Abstract

It is of practical importance to extract and predict taxi hotspots in urban traffic networks. However, the extraction of taxi hotspot is generally influenced by multiple sources of dependence, which has not been well recognized in the existing literature. This study aims to investigate how the integration of clustering models and deep learning approaches can learn and extract the network-wide taxi hotspots in both temporal and spatial dimensions. A density based spatiotemporal clustering algorithm with noise (DBSTCAN) was established to extract the historical taxi hotspots, which changed with time. A conditional generative adversarial network with long short-term memory structure (LSTM-CGAN) model was proposed for taxi hotspot prediction, which is capable of capturing the spatial and temporal variations of taxi hotspots simultaneously. Specifically, the DBSTCAN was applied to process the large-scaled geo-coded taxi pickup data into time-varying historical hotspot information. The proposed LSTM-CGAN model was then trained by the network-wide hotspot data. As illustrated in the numerical tests, it was found that the proposed LSTM-CGAN model provided comparable results with different model layouts and model with 4 LSTM layers in both generator and discriminator performed best. Moreover, four typical prediction approaches were selected to compare with the proposed LSTM-CGAN model.

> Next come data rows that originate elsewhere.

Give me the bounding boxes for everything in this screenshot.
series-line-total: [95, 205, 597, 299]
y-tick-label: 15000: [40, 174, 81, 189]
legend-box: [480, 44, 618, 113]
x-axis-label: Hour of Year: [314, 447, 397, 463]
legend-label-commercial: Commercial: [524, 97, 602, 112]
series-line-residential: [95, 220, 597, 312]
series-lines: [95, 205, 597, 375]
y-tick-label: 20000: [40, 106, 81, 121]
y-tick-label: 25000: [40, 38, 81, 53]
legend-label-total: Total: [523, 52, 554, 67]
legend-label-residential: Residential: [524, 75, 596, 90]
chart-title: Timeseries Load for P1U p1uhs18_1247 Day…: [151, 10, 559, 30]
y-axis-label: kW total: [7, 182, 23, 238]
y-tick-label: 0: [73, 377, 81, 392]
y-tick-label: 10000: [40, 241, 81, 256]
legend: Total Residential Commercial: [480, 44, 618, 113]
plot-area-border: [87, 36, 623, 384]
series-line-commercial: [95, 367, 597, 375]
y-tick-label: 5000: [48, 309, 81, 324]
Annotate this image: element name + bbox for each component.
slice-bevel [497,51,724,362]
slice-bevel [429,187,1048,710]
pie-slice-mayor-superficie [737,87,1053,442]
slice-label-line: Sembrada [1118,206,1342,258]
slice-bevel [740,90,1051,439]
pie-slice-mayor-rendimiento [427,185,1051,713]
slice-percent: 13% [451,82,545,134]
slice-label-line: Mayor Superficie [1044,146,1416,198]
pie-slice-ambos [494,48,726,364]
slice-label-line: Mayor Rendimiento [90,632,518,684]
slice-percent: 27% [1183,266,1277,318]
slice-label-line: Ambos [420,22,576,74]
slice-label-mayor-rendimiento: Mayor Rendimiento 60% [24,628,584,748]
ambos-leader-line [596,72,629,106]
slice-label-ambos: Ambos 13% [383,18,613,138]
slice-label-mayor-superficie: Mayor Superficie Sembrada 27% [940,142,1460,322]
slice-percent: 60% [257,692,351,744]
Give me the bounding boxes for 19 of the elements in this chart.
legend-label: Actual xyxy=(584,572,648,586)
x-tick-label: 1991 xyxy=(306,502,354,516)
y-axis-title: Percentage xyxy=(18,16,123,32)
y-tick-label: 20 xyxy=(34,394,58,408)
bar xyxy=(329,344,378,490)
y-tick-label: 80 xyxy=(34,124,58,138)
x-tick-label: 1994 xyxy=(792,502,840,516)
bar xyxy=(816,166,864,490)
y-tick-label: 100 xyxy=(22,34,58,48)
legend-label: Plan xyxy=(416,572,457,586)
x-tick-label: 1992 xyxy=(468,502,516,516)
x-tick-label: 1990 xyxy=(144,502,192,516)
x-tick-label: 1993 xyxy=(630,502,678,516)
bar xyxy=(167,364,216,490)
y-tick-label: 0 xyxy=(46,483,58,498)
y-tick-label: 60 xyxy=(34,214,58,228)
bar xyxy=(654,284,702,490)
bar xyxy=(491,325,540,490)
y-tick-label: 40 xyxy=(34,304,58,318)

The comparative analyses showed that the proposed LSTM-CGAN model reduced the false positive rate from 5.20% to 0.56% and the false negative rate from 63.50% to 39.93%, and improved the section consistency from 41.78% to 73.43% and the area under the curve from 0.670 to 0.969. The comparison results indicated that the proposed LSTM-CGAN model outperformed all these benchmark methods and demonstrated great potential to enable many shared mobility applications.